Hi again, my wife and I are applying soon and we're just gathering our evidence of communication at the moment. We met online in January 2014, and chatted for several months before we became a couple in August 2014. We didn't actually physically meet until May 2015 but consider ourselves to have been a couple from the August '14. My question is do we need to provide evidence of our communication from when we first started to chat in January '14 or just from when we became a couple in the August? Thanks!


----------



## kensP-51 (Aug 1, 2015)

A reasonable amount of all forms of communication is best. I personally sent my communications from day one. You will have to prove to them your relationship is genuine. They will scrutinize every application to prove otherwise. I have witnessed many applications that failed because of this.


----------



## Twine (Oct 23, 2015)

Okay, thanks very much!


----------



## Twine (Oct 23, 2015)

Do you guys feel this is an adequate representation/sample of a month? We thought we'd do something like this for every 2/3 months since we started on skype.










edit. Hmm hasn't worked. Imgur: The most awesome images on the Internet


----------



## kensP-51 (Aug 1, 2015)

Twine said:


> Do you guys feel this is an adequate representation/sample of a month? We thought we'd do something like this for every 2/3 months since we started on skype.
> 
> 
> 
> ...


I am assuming this has been edited to reflect sponsor and applicant but it will be considered that anyway because that could be typed out on and word document and will raise red flags.
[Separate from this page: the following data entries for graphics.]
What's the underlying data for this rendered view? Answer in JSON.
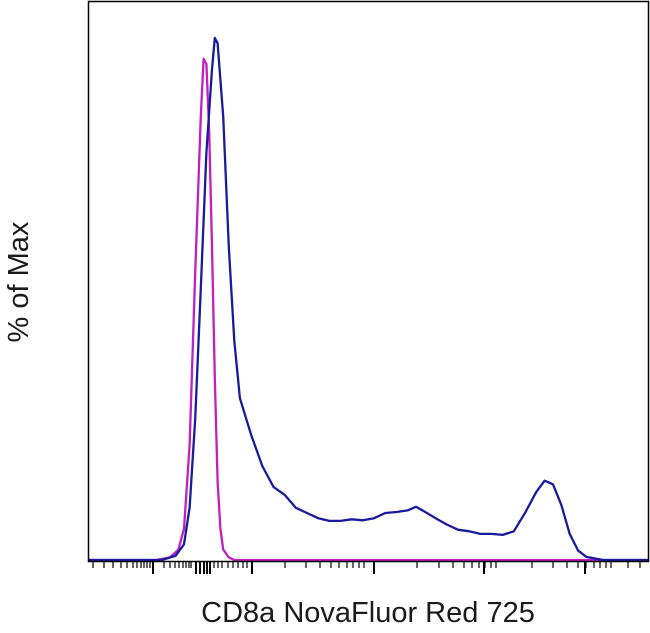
{
  "chart_data": {
    "type": "line",
    "title": "",
    "xlabel": "CD8a NovaFluor Red 725",
    "ylabel": "% of Max",
    "x_scale": "biexponential",
    "x_tick_labels": false,
    "y_tick_labels": false,
    "ylim": [
      0,
      100
    ],
    "grid": false,
    "legend": "none",
    "series": [
      {
        "color": "#c020c0",
        "points": [
          [
            0.0,
            0
          ],
          [
            0.12,
            0
          ],
          [
            0.145,
            0.5
          ],
          [
            0.16,
            2
          ],
          [
            0.17,
            6
          ],
          [
            0.18,
            22
          ],
          [
            0.19,
            55
          ],
          [
            0.2,
            85
          ],
          [
            0.205,
            96
          ],
          [
            0.21,
            95
          ],
          [
            0.215,
            82
          ],
          [
            0.22,
            60
          ],
          [
            0.225,
            35
          ],
          [
            0.23,
            15
          ],
          [
            0.235,
            6
          ],
          [
            0.24,
            2
          ],
          [
            0.25,
            0.5
          ],
          [
            0.26,
            0
          ],
          [
            1.0,
            0
          ]
        ]
      },
      {
        "color": "#1a1a9c",
        "points": [
          [
            0.0,
            0
          ],
          [
            0.13,
            0
          ],
          [
            0.155,
            0.8
          ],
          [
            0.17,
            3
          ],
          [
            0.18,
            10
          ],
          [
            0.19,
            27
          ],
          [
            0.2,
            52
          ],
          [
            0.21,
            78
          ],
          [
            0.22,
            94
          ],
          [
            0.225,
            100
          ],
          [
            0.23,
            99
          ],
          [
            0.24,
            85
          ],
          [
            0.25,
            60
          ],
          [
            0.26,
            42
          ],
          [
            0.27,
            31
          ],
          [
            0.29,
            24
          ],
          [
            0.31,
            18
          ],
          [
            0.33,
            14
          ],
          [
            0.35,
            12.5
          ],
          [
            0.37,
            10
          ],
          [
            0.39,
            9
          ],
          [
            0.41,
            8
          ],
          [
            0.43,
            7.5
          ],
          [
            0.45,
            7.5
          ],
          [
            0.47,
            7.8
          ],
          [
            0.49,
            7.6
          ],
          [
            0.51,
            8
          ],
          [
            0.53,
            9
          ],
          [
            0.55,
            9.2
          ],
          [
            0.57,
            9.5
          ],
          [
            0.585,
            10.2
          ],
          [
            0.6,
            9.3
          ],
          [
            0.62,
            8
          ],
          [
            0.64,
            6.8
          ],
          [
            0.66,
            5.8
          ],
          [
            0.68,
            5.5
          ],
          [
            0.7,
            5
          ],
          [
            0.72,
            5
          ],
          [
            0.74,
            4.8
          ],
          [
            0.76,
            5.5
          ],
          [
            0.78,
            9
          ],
          [
            0.8,
            13
          ],
          [
            0.815,
            15.2
          ],
          [
            0.83,
            14.5
          ],
          [
            0.845,
            10.5
          ],
          [
            0.86,
            5
          ],
          [
            0.875,
            1.8
          ],
          [
            0.89,
            0.6
          ],
          [
            0.92,
            0
          ],
          [
            1.0,
            0
          ]
        ]
      }
    ]
  }
}
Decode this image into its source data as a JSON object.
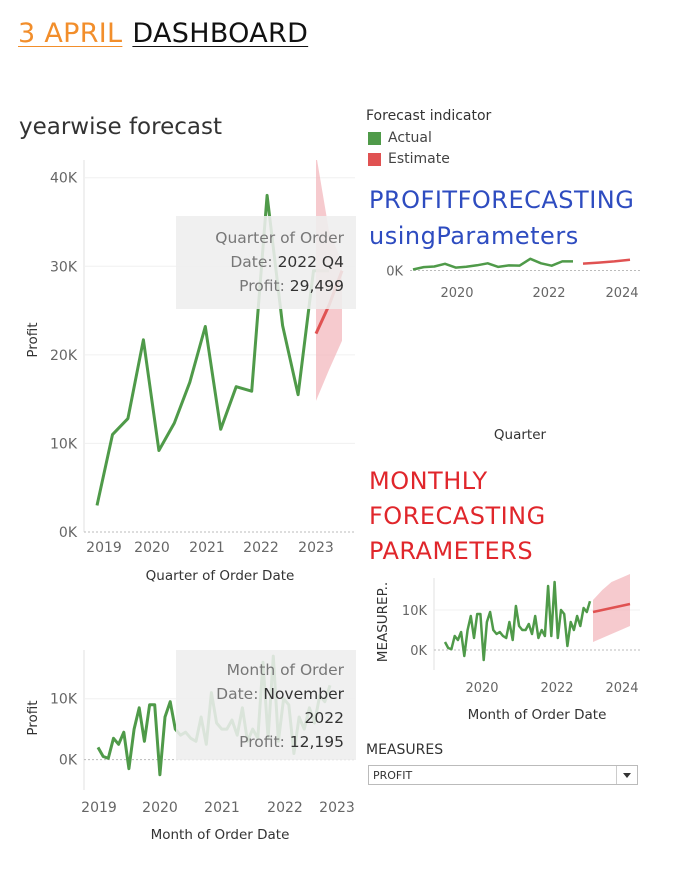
{
  "header": {
    "part1": "3 APRIL",
    "part2": "DASHBOARD"
  },
  "colors": {
    "actual": "#4f9a49",
    "estimate": "#e05252",
    "band": "#f3b8be",
    "orange": "#f28e2b",
    "blue": "#2e4cc0",
    "red": "#e0262b"
  },
  "yearwise": {
    "title": "yearwise forecast"
  },
  "legend": {
    "title": "Forecast indicator",
    "items": [
      {
        "label": "Actual"
      },
      {
        "label": "Estimate"
      }
    ]
  },
  "profit_forecasting": {
    "line1": "PROFITFORECASTING",
    "line2": "usingParameters",
    "xlabel": "Quarter"
  },
  "monthly_forecasting": {
    "line1": "MONTHLY",
    "line2": "FORECASTING",
    "line3": "PARAMETERS"
  },
  "tooltip_quarter": {
    "line1": "Quarter of Order",
    "date_label": "Date:",
    "date_value": "2022 Q4",
    "profit_label": "Profit:",
    "profit_value": "29,499"
  },
  "tooltip_month": {
    "line1": "Month of Order",
    "date_label": "Date:",
    "date_value": "November",
    "date_value2": "2022",
    "profit_label": "Profit:",
    "profit_value": "12,195"
  },
  "measures": {
    "label": "MEASURES",
    "selected": "PROFIT"
  },
  "chart_data": [
    {
      "id": "yearwise-quarterly",
      "type": "line",
      "xlabel": "Quarter of Order Date",
      "ylabel": "Profit",
      "ylim": [
        0,
        42000
      ],
      "yticks": [
        "0K",
        "10K",
        "20K",
        "30K",
        "40K"
      ],
      "xticks": [
        "2019",
        "2020",
        "2021",
        "2022",
        "2023"
      ],
      "series": [
        {
          "name": "Actual",
          "x": [
            "2019 Q1",
            "2019 Q2",
            "2019 Q3",
            "2019 Q4",
            "2020 Q1",
            "2020 Q2",
            "2020 Q3",
            "2020 Q4",
            "2021 Q1",
            "2021 Q2",
            "2021 Q3",
            "2021 Q4",
            "2022 Q1",
            "2022 Q2",
            "2022 Q3",
            "2022 Q4"
          ],
          "values": [
            3000,
            11000,
            12800,
            21700,
            9200,
            12300,
            16900,
            23200,
            11600,
            16400,
            15900,
            38000,
            23300,
            15500,
            29500,
            29499
          ]
        },
        {
          "name": "Estimate",
          "x": [
            "2023 Q1",
            "2023 Q2",
            "2023 Q3"
          ],
          "values": [
            22400,
            25600,
            29500
          ],
          "lower": [
            14800,
            18300,
            21600
          ],
          "upper": [
            42700,
            34000,
            30500
          ]
        }
      ]
    },
    {
      "id": "profit-forecasting-parameters",
      "type": "line",
      "xlabel": "Quarter",
      "yticks": [
        "0K"
      ],
      "xticks": [
        "2020",
        "2022",
        "2024"
      ],
      "series": [
        {
          "name": "Actual",
          "values": [
            3000,
            11000,
            12800,
            21700,
            9200,
            12300,
            16900,
            23200,
            11600,
            16400,
            15900,
            38000,
            23300,
            15500,
            29500,
            29499
          ]
        },
        {
          "name": "Estimate",
          "values": [
            22400,
            25600,
            29500,
            35000
          ]
        }
      ]
    },
    {
      "id": "monthly-forecasting-parameters",
      "type": "line",
      "xlabel": "Month of Order Date",
      "ylabel": "MEASUREP..",
      "ylim": [
        -5000,
        18000
      ],
      "yticks": [
        "0K",
        "10K"
      ],
      "xticks": [
        "2020",
        "2022",
        "2024"
      ],
      "series": [
        {
          "name": "Actual",
          "values": [
            2000,
            500,
            200,
            3500,
            2500,
            4500,
            -1500,
            5000,
            8500,
            3000,
            9000,
            9000,
            -2500,
            7000,
            9500,
            5000,
            4000,
            4500,
            3500,
            3000,
            7000,
            2500,
            11000,
            6000,
            5000,
            5000,
            6500,
            4000,
            8500,
            3000,
            5000,
            3500,
            16000,
            3500,
            17000,
            3000,
            10000,
            9000,
            1000,
            7000,
            5000,
            8500,
            6000,
            10500,
            9500,
            12195
          ]
        },
        {
          "name": "Estimate",
          "values": [
            9500,
            10000,
            10500,
            11000,
            11500
          ],
          "lower": [
            2000,
            3000,
            4000,
            5000,
            6000
          ],
          "upper": [
            12500,
            15000,
            17000,
            18000,
            19000
          ]
        }
      ]
    },
    {
      "id": "monthly-bottom",
      "type": "line",
      "xlabel": "Month of Order Date",
      "ylabel": "Profit",
      "ylim": [
        -5000,
        18000
      ],
      "yticks": [
        "0K",
        "10K"
      ],
      "xticks": [
        "2019",
        "2020",
        "2021",
        "2022",
        "2023"
      ],
      "series": [
        {
          "name": "Actual",
          "values": [
            2000,
            500,
            200,
            3500,
            2500,
            4500,
            -1500,
            5000,
            8500,
            3000,
            9000,
            9000,
            -2500,
            7000,
            9500,
            5000,
            4000,
            4500,
            3500,
            3000,
            7000,
            2500,
            11000,
            6000,
            5000,
            5000,
            6500,
            4000,
            8500,
            3000,
            5000,
            3500,
            16000,
            3500,
            17000,
            3000,
            10000,
            9000,
            1000,
            7000,
            5000,
            8500,
            6000,
            10500,
            9500,
            12195
          ]
        }
      ]
    }
  ]
}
You need screenshots, 1 per month should do.


----------



## nyclon (Apr 3, 2011)

How long have you been in a relationship? We suggest 1-2 pages every 6 months or so up to a maximum of 15 pages.


----------



## Twine (Oct 23, 2015)

kensP-51 said:


> I am assuming this has been edited to reflect sponsor and applicant but it will be considered that anyway because that could be typed out on and word document and will raise red flags. You need screenshots, 1 per month should do.


Hi there, thanks for the help. Yes, the names were just taken off because I posted it on here. They would still be on for the application! Also, I've read quite a few responses telling people to paste conversations into wordpad. 
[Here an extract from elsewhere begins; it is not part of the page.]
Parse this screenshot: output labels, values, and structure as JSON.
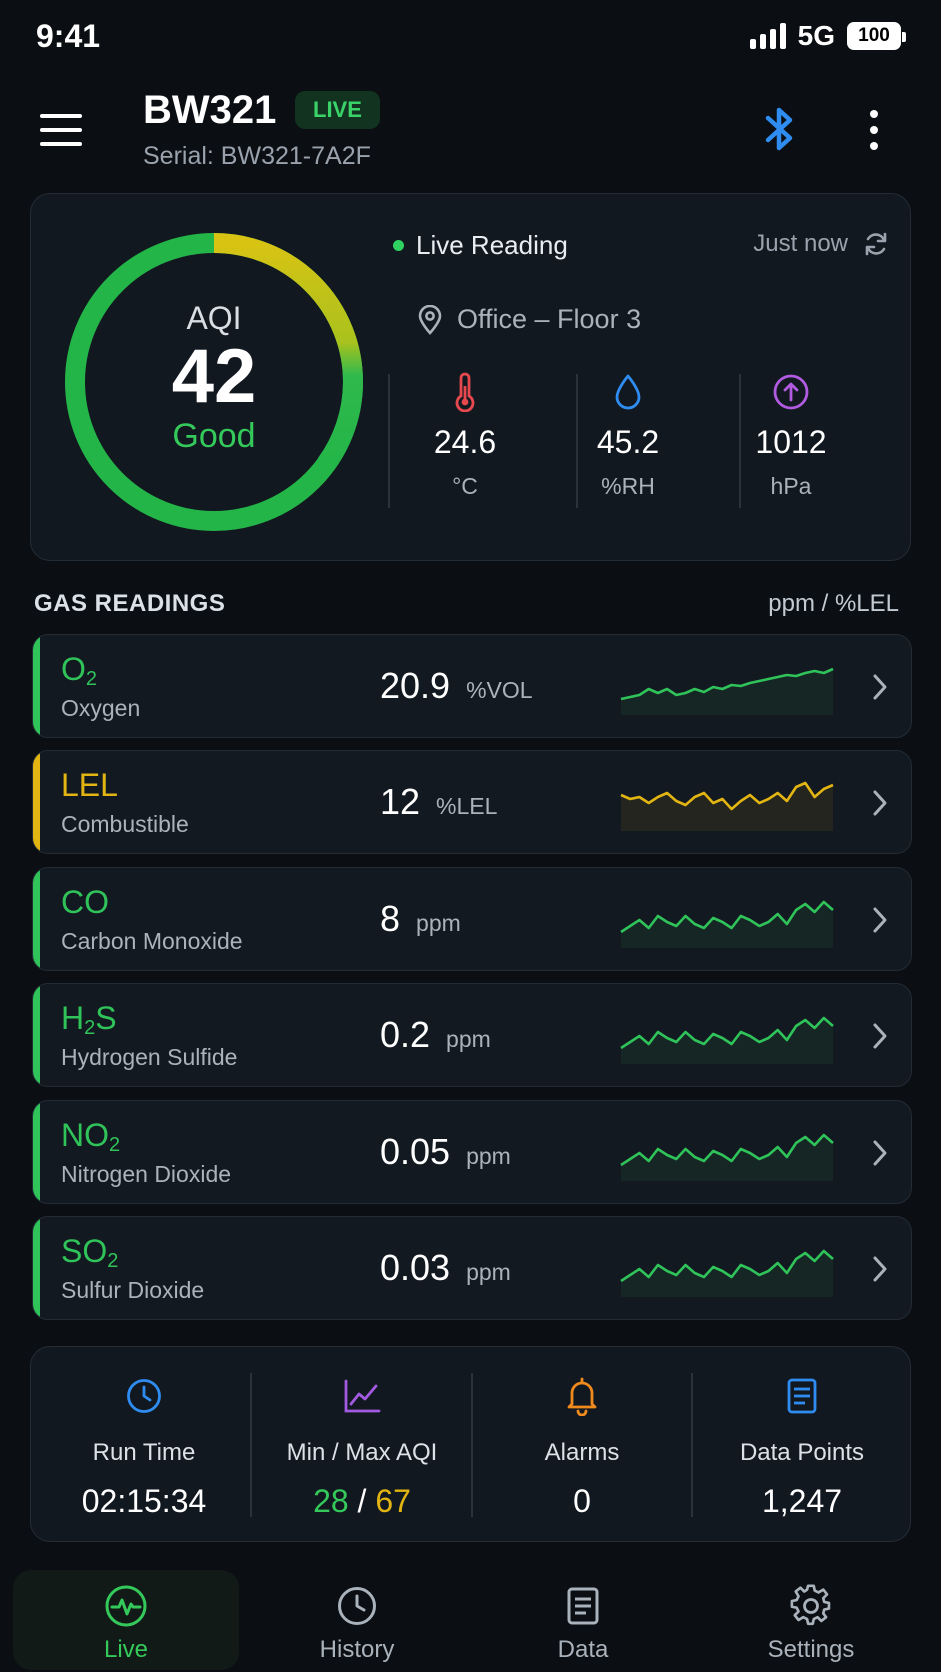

I would have no problem with giving screenshots but a single screenshot isn't anywhere near as dense with conversation as it is when pasting into a document like in the above image. If direct skype screenshots are fine though, I am all for it.

Here are a couple of direct skype screenshots. Note, the actual screenshots aren't this blurry. Uploading them onto here made them like that.


----------



## sgkalina (Apr 6, 2012)

Screenshots would be best - otherwise your document shown does look like something typed up in word and the ECO might count that against you


----------



## Twine (Oct 23, 2015)

nyclon said:


> How long have you been in a relationship? We suggest 1-2 pages every 6 months or so up to a maximum of 15 pages.


Okay thank you! But I suppose my new question is what actually constitutes a decent quality page? Do those skype screenshots qualify as good quality in terms of content? It doesn't seem much for 6 months. We have been in a relationship since August 2014. Met online in early 2014.


----------



## kensP-51 (Aug 1, 2015)

Twine said:


> Okay thank you! But I suppose my new question is what actually constitutes a decent quality page? Do those skype screenshots qualify as good quality in terms of content? It doesn't seem much for 6 months. We have been in a relationship since August 2014. Met online in early 2014.


I was able to get 4 on the each side of the page for 4 months. I sent all of my things double sided. I suggested 1 each month because you two have only been in this relationship for about two years. My relationship spanned 7 years so I did like every three months from the beginning to every two the for the last few years. all 7 years was only 8 pieces of paper. They don't need to see a mountain of conversation, just that you communicate on a regular basis.


----------



## Twine (Oct 23, 2015)

Okay, thanks for the details. But what do you make of the actual amount of information contained within each screenshot above? A typical screenshot from skype on my computer might contain 6 short messages and a 3 hour video call for example. Is it good enough? Say I used 1 screenshot like these per month, would it be enough?


----------



## kensP-51 (Aug 1, 2015)

Twine said:


> Okay, thanks for the details. But what do you make of the actual amount of information contained within each screenshot above? A typical screenshot from skype on my computer might contain 6 short messages and a 3 hour video call for example. Is it good enough? Say I used 1 screenshot like these per month, would it be enough?


They are not interested in what you say, only that you communicate regularly. This is what one page of mine looked like that I sent in.


----------



## Twine (Oct 23, 2015)

Ah okay, so the make up of your individual screenshots is very similar to mine. Thanks again for your help.


----------